Moreover, once we overcome the initial hurdle of amending the First Amendment for the first time, it will get easier and easier. Whenever the Supreme Court uses the First Amendment to protect a mode of expression that the majority finds distasteful, we will just amend the First Amendment to remove constitutional protection from that mode of expression. Soon, we will carve the First Amendment down to nothing. We don't need a First Amendment to protect that mode of expression which is non controversial. It is precisely that form of expression which the majority despises that needs to be guarded. The Bill of Rights, of which the First Amendment is the first component, was meant to guard against the tyranny of popular majorities. If we remove constitutional protection from those forms of expression which are unpopular, we whittle the First Amendment down to nothing more than an umbrella that is taken away the moment it begins to rain.

Each of us needs to contact the two United States Senators from our respective states. We need to get as many people as possible within every state to contact their U.S. senators. Senators usually only listen to constituents from their home states. At present, the supporters of the amendment have 64 votes. If they pick up 3 more, we lose and the First Amendment is butchered. We must get as many people as we can to contact their two home state U.S. senators and urge them to vote down this proposed amendment to the Constitution.

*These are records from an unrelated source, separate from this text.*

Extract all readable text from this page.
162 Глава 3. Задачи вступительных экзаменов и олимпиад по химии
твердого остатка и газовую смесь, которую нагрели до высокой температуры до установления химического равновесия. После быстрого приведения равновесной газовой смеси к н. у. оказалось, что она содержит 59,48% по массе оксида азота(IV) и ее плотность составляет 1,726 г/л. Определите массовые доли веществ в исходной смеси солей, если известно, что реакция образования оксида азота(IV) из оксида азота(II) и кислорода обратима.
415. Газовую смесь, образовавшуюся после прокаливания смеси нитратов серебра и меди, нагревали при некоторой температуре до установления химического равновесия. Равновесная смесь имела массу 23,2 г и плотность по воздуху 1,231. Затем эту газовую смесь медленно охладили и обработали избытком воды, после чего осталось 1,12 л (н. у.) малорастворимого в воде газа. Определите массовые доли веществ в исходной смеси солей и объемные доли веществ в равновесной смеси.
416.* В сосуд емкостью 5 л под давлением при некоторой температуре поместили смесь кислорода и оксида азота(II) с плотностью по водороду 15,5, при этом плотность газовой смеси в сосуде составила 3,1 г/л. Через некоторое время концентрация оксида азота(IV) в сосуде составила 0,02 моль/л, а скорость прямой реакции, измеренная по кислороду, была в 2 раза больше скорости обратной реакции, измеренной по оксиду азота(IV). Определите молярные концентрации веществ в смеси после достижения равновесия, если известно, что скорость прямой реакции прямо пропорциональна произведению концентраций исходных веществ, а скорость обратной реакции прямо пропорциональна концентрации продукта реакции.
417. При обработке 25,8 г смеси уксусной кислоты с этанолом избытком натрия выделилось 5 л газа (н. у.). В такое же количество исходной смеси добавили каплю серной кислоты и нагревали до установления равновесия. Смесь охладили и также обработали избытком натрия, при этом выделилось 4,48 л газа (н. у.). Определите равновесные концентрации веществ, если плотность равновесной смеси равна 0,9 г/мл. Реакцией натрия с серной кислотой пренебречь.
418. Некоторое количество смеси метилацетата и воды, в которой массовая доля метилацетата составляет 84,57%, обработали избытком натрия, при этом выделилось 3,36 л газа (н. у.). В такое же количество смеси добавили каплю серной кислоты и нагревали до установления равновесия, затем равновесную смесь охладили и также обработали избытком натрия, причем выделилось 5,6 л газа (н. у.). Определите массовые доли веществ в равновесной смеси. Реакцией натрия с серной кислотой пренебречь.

Fifty five years ago, the United States Supreme Court said: "If there is any fixed star in our constitutional constellation, it is that no official, high or petty, can prescribe what shall be orthodox in politics, nationalism, religion, or other matters of opinion..." West Virginia State Board of Education v. Barnette, 319 U.S. 624, 642. It is in the interests of all freethinkers, indeed, all Americans, to preserve intact as the law of the land, this pronouncement from our high court, a lofty sentiment that would be nullified if the flag desecration amendment were to pass. Let us contact our U.S. senators and work to defend the integrity of the Bill of Rights.